God doesn't save a relative few overall. Hell is a pit or a lake. The Heavenly Kingdom is a New Heavens and New Earth.


We are told that those in Heaven are a vast multitude. The largeness of the multitude in Hell is never emphasised.


If you're asking why the relative proportion of the converted in a society is often proportionately small, and at other times proportionately large, the reason is God's great wisdom in glorifying Himself.

Where would be the glory if the Church always had it easy? Where would be the glory if Christ and the Apostles declared Holy War by evangelism on the World, and if the Devil and his angelic and human minions had immediately capitulated without any resistance, and the whole World had become Christian half way through the Book of Acts?

It's taken two thousand years to get this far in the evangelisation and Christianisation of the World. It took 400 years from the time of Moses to the time of Solomon for little Canaan to be conquered.

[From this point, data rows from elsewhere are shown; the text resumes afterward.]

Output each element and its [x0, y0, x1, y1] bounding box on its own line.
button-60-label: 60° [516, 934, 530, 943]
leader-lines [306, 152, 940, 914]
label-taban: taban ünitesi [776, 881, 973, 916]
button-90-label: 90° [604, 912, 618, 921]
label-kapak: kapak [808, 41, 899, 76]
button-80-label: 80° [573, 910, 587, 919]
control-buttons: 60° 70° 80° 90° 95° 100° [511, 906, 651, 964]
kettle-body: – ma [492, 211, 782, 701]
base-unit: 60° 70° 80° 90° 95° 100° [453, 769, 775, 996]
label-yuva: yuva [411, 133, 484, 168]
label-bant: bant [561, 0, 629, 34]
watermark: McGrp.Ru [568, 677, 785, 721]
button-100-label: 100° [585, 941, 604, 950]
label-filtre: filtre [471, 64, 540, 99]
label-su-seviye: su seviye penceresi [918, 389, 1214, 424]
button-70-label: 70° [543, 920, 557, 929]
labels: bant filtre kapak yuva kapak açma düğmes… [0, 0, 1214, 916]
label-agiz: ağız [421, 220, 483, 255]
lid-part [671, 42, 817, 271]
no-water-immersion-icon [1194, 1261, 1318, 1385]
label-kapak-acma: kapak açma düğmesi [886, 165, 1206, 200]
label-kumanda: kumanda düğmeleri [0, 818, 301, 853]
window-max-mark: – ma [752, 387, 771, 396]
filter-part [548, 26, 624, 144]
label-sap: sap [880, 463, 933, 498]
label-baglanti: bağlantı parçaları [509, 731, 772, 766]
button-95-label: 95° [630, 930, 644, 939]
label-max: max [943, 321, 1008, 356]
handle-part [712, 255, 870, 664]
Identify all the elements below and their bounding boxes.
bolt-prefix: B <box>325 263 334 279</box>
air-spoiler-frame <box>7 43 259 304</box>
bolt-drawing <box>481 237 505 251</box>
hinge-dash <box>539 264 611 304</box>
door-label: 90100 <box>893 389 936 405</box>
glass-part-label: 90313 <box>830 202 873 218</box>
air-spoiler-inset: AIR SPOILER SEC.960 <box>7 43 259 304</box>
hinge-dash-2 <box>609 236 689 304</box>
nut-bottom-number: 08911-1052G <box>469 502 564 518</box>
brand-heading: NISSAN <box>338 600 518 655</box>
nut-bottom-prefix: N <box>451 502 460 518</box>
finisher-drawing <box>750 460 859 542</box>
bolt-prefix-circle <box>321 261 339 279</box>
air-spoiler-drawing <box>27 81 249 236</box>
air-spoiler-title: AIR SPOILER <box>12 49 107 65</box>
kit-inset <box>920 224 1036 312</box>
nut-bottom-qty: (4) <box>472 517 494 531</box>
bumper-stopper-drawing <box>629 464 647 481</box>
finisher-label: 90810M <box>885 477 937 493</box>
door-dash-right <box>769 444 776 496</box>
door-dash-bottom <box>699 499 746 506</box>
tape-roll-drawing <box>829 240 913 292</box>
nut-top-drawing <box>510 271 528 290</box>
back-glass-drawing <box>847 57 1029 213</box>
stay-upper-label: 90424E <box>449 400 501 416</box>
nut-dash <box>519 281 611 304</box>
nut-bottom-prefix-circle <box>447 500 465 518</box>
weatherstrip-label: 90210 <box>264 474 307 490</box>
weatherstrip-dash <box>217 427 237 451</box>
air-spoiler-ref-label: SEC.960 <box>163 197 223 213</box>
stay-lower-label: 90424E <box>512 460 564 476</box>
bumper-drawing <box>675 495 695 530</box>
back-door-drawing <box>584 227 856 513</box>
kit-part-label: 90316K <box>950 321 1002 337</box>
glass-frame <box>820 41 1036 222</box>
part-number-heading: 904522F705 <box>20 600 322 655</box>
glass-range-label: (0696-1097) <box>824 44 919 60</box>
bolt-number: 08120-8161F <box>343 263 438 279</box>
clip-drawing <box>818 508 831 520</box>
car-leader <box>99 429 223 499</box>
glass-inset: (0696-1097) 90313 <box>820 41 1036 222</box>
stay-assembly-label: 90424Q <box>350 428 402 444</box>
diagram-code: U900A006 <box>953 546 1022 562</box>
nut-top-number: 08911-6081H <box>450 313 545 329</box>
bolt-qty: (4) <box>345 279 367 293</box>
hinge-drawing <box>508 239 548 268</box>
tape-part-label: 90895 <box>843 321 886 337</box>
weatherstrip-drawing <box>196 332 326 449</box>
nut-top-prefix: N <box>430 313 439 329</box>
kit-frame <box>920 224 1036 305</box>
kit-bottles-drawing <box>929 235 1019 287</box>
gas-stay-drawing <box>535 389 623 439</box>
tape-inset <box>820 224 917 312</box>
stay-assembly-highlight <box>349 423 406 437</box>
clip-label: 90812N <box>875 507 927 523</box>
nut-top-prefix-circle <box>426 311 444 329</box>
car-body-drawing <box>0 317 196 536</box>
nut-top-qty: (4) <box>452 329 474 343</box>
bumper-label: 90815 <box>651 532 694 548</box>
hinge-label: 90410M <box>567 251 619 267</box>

If we find the battle too hot we'd better get out of the kitchen.
 
You all are a tough crowd. :p All I asked was do you ever wonder why. Nothing implied by the question other than maybe I may have missed something in the scriptures concerning this. Sorry I asked.

---------- Post added at 03:53 PM ---------- Previous post was at 03:48 PM ----------

I really didn't think this was a hard question. :)

"Narrow is the gate" I was just wondering if anyone else wondered why God chooses to save relatively few vs. the majority of people. I don't know what percent are saved, but I suspect it is around 1/3 of humanity (to make up the 1/3 of angels that fell, who knows)....which are too many to count but still less than the multitudes that are going to hell.

And your point/problem? Are you one of those people who thinks that the majority of humans will wind up in heaven? As I read Scripture, God is in the remnant business... and a remnant is a minority.

Where did you get any idea I even suggested such? I wrote of my speculation that the majority are not going to heaven.....
 
If the fight was easy and true Christians always in the majority, there would not be so great a foil for God's glory to be revealed in our struggle with the world, the flesh and the Devil.

If 90% of the population are always biblical Christians, where's the drama in that?
 
If the fight was easy and true Christians always in the majority, there would not be so great a foil for God's glory to be revealed in our struggle with the world, the flesh and the Devil.

If 90% of the population are always biblical Christians, where's the drama in that?

Good thoughts. Sometimes I wonder if in heaven the challenge of the world,flesh and devil will be missed. Sort of like when you watch a movie and you see the bad guy get his just deserts and we cheer as he falls to his death from a 40 story building.